“If you put an extensive camera system in place, say 30 cameras, you'll choke up the system if you're sharing it withIT,” added Baldo. “That's why we decided the security and the data networks would be separate and that was an important selling point to the end-user. When a security company is dealing with IP, the IT network should be separate and distinct, because it won't be welcome on the traditional network,” he said.
The network system has three servers: one each for video storage, access control and the Web-browser-based visitor management system. The network's connectivity is Category 5 or 6 UTP cabling, which readies the building for future expansion. A major part of the system is the visitor management system, which includes turnstiles with access control and proximity readers built in. The system allows for unencumbered authorized access by tenants and restricts access of visitors with cards programmed to automatically expire when the entry parameters are over or no longer allowed.
Tenants can access the Web browser-based system when they know they are going to have a visitor and pre-register that person online for authorized entry. When the visitor arrives the system can scan their driver's license or other allowed identification and permit access if the registration has been successfully completed. The smart card access control system supports multiple credentials, including biometrics, and depending on the level of security required, some doors are equipped with fingerprint readers.

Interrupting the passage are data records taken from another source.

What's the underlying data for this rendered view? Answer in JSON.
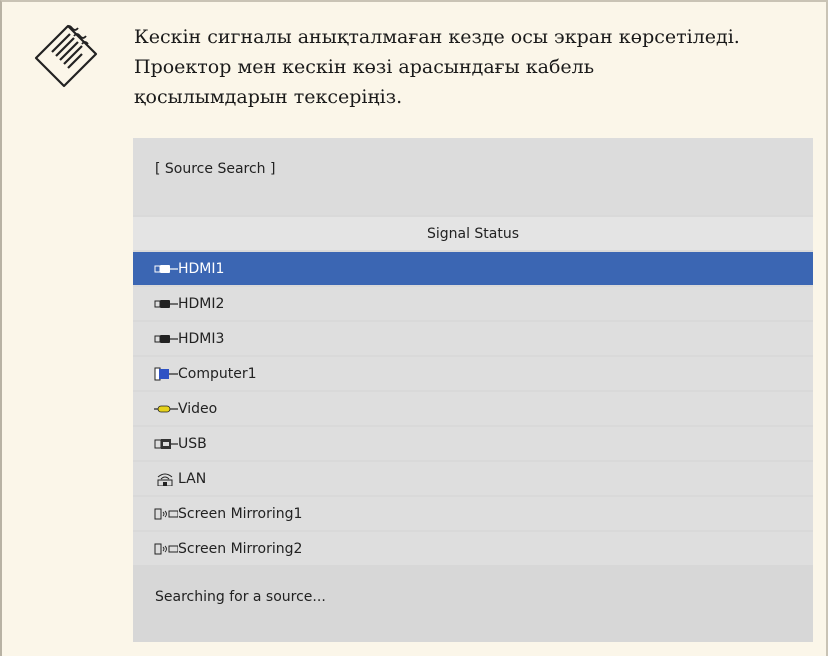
{
  "note": {
    "icon": "notepad-icon",
    "lines": [
      "Кескін сигналы анықталмаған кезде осы экран көрсетіледі.",
      "Проектор мен кескін көзі арасындағы кабель",
      "қосылымдарын тексеріңіз."
    ]
  },
  "osd": {
    "title": "[ Source Search ]",
    "signal_status": "Signal Status",
    "selected_index": 0,
    "sources": [
      {
        "label": "HDMI1",
        "icon": "hdmi-icon"
      },
      {
        "label": "HDMI2",
        "icon": "hdmi-icon"
      },
      {
        "label": "HDMI3",
        "icon": "hdmi-icon"
      },
      {
        "label": "Computer1",
        "icon": "computer-vga-icon"
      },
      {
        "label": "Video",
        "icon": "video-rca-icon"
      },
      {
        "label": "USB",
        "icon": "usb-icon"
      },
      {
        "label": "LAN",
        "icon": "lan-wireless-icon"
      },
      {
        "label": "Screen Mirroring1",
        "icon": "screen-mirroring-icon"
      },
      {
        "label": "Screen Mirroring2",
        "icon": "screen-mirroring-icon"
      }
    ],
    "status": "Searching for a source...",
    "colors": {
      "selected": "#3b66b3",
      "panel": "#d9d9d9",
      "note_bg": "#fbf6e9"
    }
  }
}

The access control system performs many other integrated tasks. For example, it can provide information on when a tenant or other visitor was in the building for verification purposes. It takes the incident of when the card was used and matches it to a video clip to give visual verification if that was the correct person accessing the system, where and when.
Other system highlights include:
• Cameras that record on motion, pre-alarm and post–
alarm and are specially programmed for timed record-
ing when necessary or during specific hours of the day
• Mirrored hard drive storage and quad core processing,
• Server farm and dedicated server room,
• Intermediate distribution frame (IDF) closets in a vertical
solution with network switches every three floors,
• 24-port managed Power over Ethernet (PoE) switches,
• Separate power lines for pan-tilt-zoom (PTZ) cameras,
heaters and blowers,
• Installation of a riser run of Category 6 cabling
• Every camera home run to a dedicated port, and
• All managed switches equipped with the capability to
change from Cat 6 to fiber as the owner dictates.

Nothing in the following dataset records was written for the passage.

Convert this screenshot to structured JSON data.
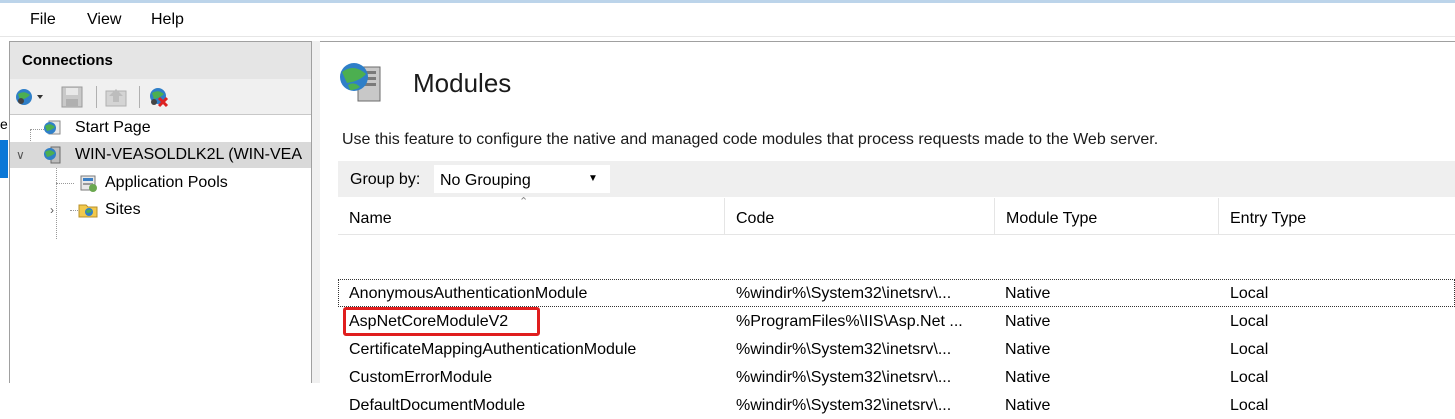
{
  "menu": {
    "items": [
      "File",
      "View",
      "Help"
    ]
  },
  "connections": {
    "title": "Connections",
    "toolbar": [
      "globe-connect-icon",
      "save-icon",
      "up-icon",
      "disconnect-icon"
    ],
    "tree": [
      {
        "label": "Start Page",
        "icon": "start-page-icon"
      },
      {
        "label": "WIN-VEASOLDLK2L (WIN-VEA",
        "icon": "server-icon"
      },
      {
        "label": "Application Pools",
        "icon": "app-pools-icon"
      },
      {
        "label": "Sites",
        "icon": "sites-icon"
      }
    ]
  },
  "edge": {
    "text": "e"
  },
  "page": {
    "title": "Modules",
    "description": "Use this feature to configure the native and managed code modules that process requests made to the Web server."
  },
  "group_by": {
    "label": "Group by:",
    "value": "No Grouping"
  },
  "table": {
    "columns": [
      "Name",
      "Code",
      "Module Type",
      "Entry Type"
    ],
    "rows": [
      {
        "name": "AnonymousAuthenticationModule",
        "code": "%windir%\\System32\\inetsrv\\...",
        "module_type": "Native",
        "entry_type": "Local"
      },
      {
        "name": "AspNetCoreModuleV2",
        "code": "%ProgramFiles%\\IIS\\Asp.Net ...",
        "module_type": "Native",
        "entry_type": "Local"
      },
      {
        "name": "CertificateMappingAuthenticationModule",
        "code": "%windir%\\System32\\inetsrv\\...",
        "module_type": "Native",
        "entry_type": "Local"
      },
      {
        "name": "CustomErrorModule",
        "code": "%windir%\\System32\\inetsrv\\...",
        "module_type": "Native",
        "entry_type": "Local"
      },
      {
        "name": "DefaultDocumentModule",
        "code": "%windir%\\System32\\inetsrv\\...",
        "module_type": "Native",
        "entry_type": "Local"
      }
    ]
  },
  "colors": {
    "accent": "#0b78d7",
    "highlight": "#e01e1e",
    "selection": "#d9d9d9"
  }
}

“We value-engineered the project and the original specifications called for fiber optics and also had a lot of door contacts,” said Baldo. “But wire runs are extremely expensive so we were able to show the end-user all we could do with one IP camera as opposed to six contacts and those equaled big savings. With the IP solution on the network we eliminated 40 percent of the wiring, which actually offset the cost of the project. The building owner got a lot more for a lot less money the way the system was engineered. And they got a better solution as well,” he said.

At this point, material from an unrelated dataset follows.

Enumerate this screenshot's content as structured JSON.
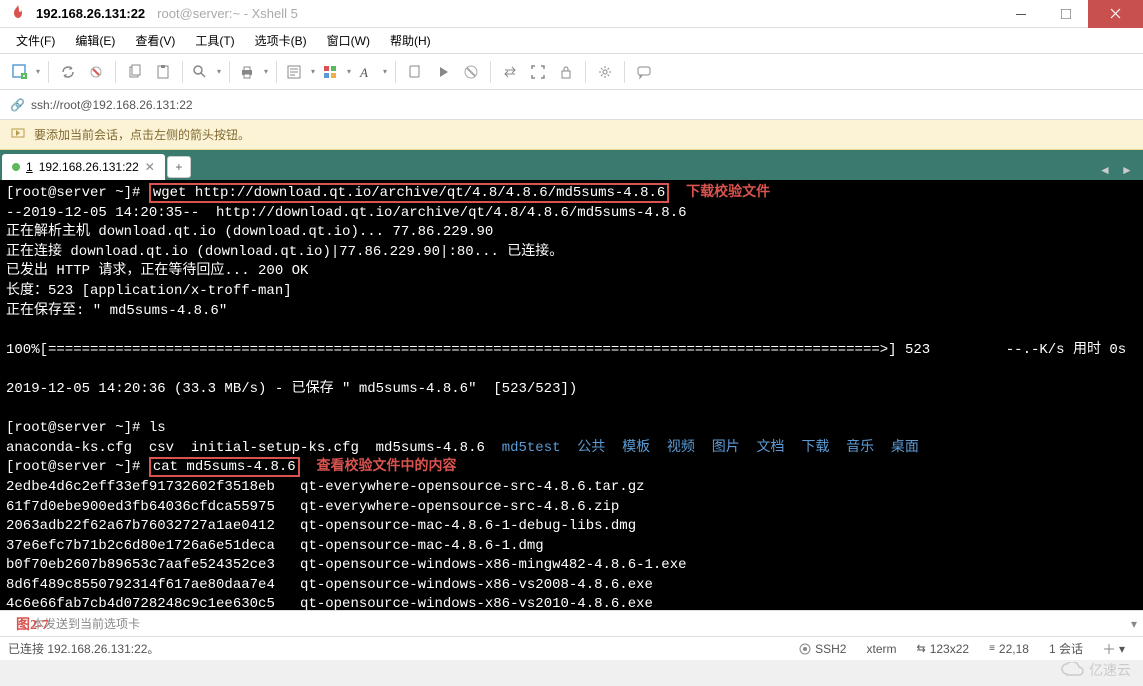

Baldo said American Security technicians tested the system on their workbenches prior to releasing it in the field. “When you are deploying an IP solution, they have logical addresses, and with the large number of cameras it was best to “address” them in the office and send them out to the site labeled. The software was pre-configured to find the installed cameras.”
Today, the voltmeter has been replaced by the laptop and the ‘ping' command as the new tool of the integrator. “When you're a true and progressive integrator, you take various platforms and get them to work as a unified system. That's just where American Security Systems is at and how we plan to succeed in the future,” said Dolin.